I saw some recent talk about spring bobbers. Well, last year I had trouble finding my favorite too (I think it was Snyder?). While I was at Frank's my fly fishing bud had a great idea. We bought some wire leader made by Mason it is .011 diameter.You get 25' for $1.50.This stuff works great! Very sensitive. Got some beads for a couple bucks and we made our own.
Making em yourself is fun and cheap.My son actually enjoys it too much !Every nite -Dad can we make more ?-I'm running out of rods !
Anyhow if you're feeling crafty you guys might want to try it.Plus you can customize em how you like. Also, I use thread and nail polish to secure..
Good fishin' to all...Mark


----------



## bloo_gilz (Jan 7, 2001)

My eyes are getting bad so I made a line threader out of the same wire.The jig in pic is very small..Mark







[/IMG]


----------



## RyGuy525 (Mar 17, 2005)

The one to the far right looks awesome! I've never seen a design like that one. Great work.


----------



## mpatmcg (May 3, 2005)

Nice job! They all look great!

Might want to repost in this thread too:
http://www.michigan-sportsman.com/forum/showthread.php?t=120812

Mike


----------



## Burksee (Jan 15, 2003)

Very Cool! I might have to stop by Franks on my to/from TUT this weekend and pick some up! I was thinking about trying some guitar or piano string, I love the idea of looping it and attaching it via fly tying thread! Very clean looking!  

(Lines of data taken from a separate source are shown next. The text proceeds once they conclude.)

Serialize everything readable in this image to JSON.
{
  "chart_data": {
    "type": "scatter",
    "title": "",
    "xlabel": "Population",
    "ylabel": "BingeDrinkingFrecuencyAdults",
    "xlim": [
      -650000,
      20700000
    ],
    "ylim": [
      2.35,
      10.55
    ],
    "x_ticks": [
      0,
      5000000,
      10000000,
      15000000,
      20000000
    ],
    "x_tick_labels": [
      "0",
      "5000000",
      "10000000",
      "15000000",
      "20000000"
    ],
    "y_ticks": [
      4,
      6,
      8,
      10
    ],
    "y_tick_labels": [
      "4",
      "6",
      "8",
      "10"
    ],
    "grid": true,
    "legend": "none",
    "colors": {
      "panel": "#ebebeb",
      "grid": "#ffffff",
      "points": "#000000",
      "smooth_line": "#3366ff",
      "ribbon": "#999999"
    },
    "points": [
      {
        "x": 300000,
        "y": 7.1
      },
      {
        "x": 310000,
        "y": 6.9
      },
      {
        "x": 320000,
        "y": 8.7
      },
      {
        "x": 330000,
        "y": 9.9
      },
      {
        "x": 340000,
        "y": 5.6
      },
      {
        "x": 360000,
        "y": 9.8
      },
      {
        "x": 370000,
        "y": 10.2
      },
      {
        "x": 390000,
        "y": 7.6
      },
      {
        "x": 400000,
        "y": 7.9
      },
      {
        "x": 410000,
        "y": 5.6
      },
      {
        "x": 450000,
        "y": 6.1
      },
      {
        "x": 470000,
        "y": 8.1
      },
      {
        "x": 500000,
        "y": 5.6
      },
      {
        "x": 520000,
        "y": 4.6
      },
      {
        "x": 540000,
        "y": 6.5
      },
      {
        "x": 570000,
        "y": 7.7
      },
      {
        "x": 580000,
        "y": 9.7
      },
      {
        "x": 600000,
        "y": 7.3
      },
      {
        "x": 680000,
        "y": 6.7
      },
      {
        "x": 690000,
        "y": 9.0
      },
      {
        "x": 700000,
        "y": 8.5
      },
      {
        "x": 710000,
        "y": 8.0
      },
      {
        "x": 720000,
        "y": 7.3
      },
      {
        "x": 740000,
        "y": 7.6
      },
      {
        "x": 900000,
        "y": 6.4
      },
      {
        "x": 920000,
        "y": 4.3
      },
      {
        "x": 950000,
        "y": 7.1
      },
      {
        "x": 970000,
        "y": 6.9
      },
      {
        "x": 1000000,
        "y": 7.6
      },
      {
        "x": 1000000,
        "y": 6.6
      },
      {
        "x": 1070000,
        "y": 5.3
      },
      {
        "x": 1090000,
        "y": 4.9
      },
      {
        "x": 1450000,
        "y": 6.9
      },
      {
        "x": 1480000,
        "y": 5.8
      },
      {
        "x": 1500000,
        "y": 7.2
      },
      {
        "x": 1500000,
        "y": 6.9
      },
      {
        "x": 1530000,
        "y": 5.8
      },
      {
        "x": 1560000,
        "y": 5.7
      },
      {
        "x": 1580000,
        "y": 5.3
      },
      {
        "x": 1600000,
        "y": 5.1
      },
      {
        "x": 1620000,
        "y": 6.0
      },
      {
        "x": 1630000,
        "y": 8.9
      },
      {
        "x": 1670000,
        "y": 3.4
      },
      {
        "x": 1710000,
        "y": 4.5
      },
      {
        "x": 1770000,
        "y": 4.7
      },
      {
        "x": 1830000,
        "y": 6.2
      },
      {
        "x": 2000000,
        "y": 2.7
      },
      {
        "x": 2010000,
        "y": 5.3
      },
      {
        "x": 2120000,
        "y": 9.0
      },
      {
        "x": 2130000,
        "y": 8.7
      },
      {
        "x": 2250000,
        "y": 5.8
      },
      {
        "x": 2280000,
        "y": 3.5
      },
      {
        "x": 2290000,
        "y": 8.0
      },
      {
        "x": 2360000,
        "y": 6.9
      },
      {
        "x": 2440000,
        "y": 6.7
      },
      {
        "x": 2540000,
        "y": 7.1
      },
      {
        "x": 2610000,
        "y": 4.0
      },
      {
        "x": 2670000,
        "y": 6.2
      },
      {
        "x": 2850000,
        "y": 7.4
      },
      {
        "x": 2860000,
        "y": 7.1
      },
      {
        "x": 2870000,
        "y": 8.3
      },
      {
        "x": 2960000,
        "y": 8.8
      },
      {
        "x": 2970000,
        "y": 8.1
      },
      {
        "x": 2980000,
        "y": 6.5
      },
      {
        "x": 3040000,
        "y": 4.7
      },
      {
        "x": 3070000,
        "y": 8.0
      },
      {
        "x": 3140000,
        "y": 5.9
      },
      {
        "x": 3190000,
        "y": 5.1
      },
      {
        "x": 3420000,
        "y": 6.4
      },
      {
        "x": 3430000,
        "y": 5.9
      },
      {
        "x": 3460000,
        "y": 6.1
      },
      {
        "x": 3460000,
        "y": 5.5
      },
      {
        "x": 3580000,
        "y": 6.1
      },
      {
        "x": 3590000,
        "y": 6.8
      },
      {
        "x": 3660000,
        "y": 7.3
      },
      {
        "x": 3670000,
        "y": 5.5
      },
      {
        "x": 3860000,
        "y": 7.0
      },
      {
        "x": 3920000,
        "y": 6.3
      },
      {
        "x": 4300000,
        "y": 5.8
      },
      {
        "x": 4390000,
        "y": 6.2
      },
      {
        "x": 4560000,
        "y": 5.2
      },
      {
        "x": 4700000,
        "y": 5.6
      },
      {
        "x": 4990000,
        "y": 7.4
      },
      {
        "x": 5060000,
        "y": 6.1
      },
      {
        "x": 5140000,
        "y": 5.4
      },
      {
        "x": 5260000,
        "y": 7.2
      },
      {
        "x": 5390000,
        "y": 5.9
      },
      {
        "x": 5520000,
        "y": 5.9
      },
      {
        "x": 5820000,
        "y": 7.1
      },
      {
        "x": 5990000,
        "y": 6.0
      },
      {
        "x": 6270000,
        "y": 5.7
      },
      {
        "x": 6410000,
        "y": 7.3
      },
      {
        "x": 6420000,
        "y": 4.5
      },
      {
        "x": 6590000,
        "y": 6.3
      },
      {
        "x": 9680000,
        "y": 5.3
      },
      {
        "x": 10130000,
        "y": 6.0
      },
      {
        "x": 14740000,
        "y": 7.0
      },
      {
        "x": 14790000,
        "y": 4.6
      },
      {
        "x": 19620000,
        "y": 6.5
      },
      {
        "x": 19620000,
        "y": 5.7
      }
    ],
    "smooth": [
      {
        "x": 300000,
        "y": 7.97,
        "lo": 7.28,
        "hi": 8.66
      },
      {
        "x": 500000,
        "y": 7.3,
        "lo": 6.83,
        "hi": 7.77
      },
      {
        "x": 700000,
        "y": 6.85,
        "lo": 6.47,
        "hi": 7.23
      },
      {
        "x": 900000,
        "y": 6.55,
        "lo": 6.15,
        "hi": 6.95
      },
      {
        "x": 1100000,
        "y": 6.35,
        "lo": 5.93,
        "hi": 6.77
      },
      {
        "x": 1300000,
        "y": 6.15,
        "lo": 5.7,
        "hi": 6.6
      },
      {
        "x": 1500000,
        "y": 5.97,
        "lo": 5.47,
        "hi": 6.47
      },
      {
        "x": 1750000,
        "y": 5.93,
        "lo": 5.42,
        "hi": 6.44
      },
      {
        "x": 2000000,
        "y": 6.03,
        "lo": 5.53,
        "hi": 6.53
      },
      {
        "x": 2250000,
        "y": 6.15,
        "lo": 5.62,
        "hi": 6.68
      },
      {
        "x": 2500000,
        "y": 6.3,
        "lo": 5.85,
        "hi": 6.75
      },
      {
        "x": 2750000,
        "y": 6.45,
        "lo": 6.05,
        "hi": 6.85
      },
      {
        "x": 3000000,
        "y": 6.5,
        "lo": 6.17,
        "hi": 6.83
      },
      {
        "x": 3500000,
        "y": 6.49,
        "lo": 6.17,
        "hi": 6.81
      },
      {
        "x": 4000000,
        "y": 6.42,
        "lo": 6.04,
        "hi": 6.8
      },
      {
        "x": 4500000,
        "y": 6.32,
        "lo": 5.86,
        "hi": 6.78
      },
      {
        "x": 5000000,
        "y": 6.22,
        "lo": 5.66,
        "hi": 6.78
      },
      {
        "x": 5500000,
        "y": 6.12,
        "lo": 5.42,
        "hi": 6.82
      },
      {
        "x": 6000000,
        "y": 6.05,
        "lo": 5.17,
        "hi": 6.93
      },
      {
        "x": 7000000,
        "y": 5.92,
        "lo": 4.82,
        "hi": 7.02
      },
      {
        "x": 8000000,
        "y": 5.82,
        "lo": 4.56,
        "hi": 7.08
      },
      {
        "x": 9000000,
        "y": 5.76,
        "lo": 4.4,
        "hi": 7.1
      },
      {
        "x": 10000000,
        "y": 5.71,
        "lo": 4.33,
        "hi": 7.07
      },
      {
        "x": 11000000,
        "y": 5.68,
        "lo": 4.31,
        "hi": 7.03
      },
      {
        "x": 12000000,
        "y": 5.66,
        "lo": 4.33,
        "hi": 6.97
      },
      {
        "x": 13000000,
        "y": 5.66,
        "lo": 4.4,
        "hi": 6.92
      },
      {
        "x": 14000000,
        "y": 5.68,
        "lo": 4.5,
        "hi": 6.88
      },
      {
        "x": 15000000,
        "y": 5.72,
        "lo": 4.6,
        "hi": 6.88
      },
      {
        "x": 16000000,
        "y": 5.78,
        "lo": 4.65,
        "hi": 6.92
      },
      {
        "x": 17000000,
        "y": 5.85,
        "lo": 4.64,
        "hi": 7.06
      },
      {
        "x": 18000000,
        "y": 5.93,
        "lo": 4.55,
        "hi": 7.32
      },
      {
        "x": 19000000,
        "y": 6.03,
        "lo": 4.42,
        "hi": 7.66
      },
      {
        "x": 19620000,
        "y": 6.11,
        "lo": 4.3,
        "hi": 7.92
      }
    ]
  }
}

Walleye Mike has a "Inventions" for icefishing thread going as well, might wanna drop these in there too! :idea:


----------



## William H Bonney (Jan 14, 2003)

Thats very similiar to how I do mine. Except I bend it "up" and "off to the left a bit"


----------



## sfw1960 (Apr 7, 2002)

You can also use a coil spring from a retractable ball point pen with incredible sensitivity - just kinduva a pain to thread - but really great sensitivity....
Ya can also ch0p off the "eye" end of guitar & bass strings & have a hey day with those too 

Now your homebrews there.....
I'd rate those puppies partly to mostly sCHwEET!

:coolgleam

BTW - I see a Jiggin Rap in the backround !!!
LOL!!

:corkysm55

*R*


----------



## ficious (Aug 28, 2002)

Been using the flint spring from a Bic lighter for years, just heat shrink them to the tip.

Harry


----------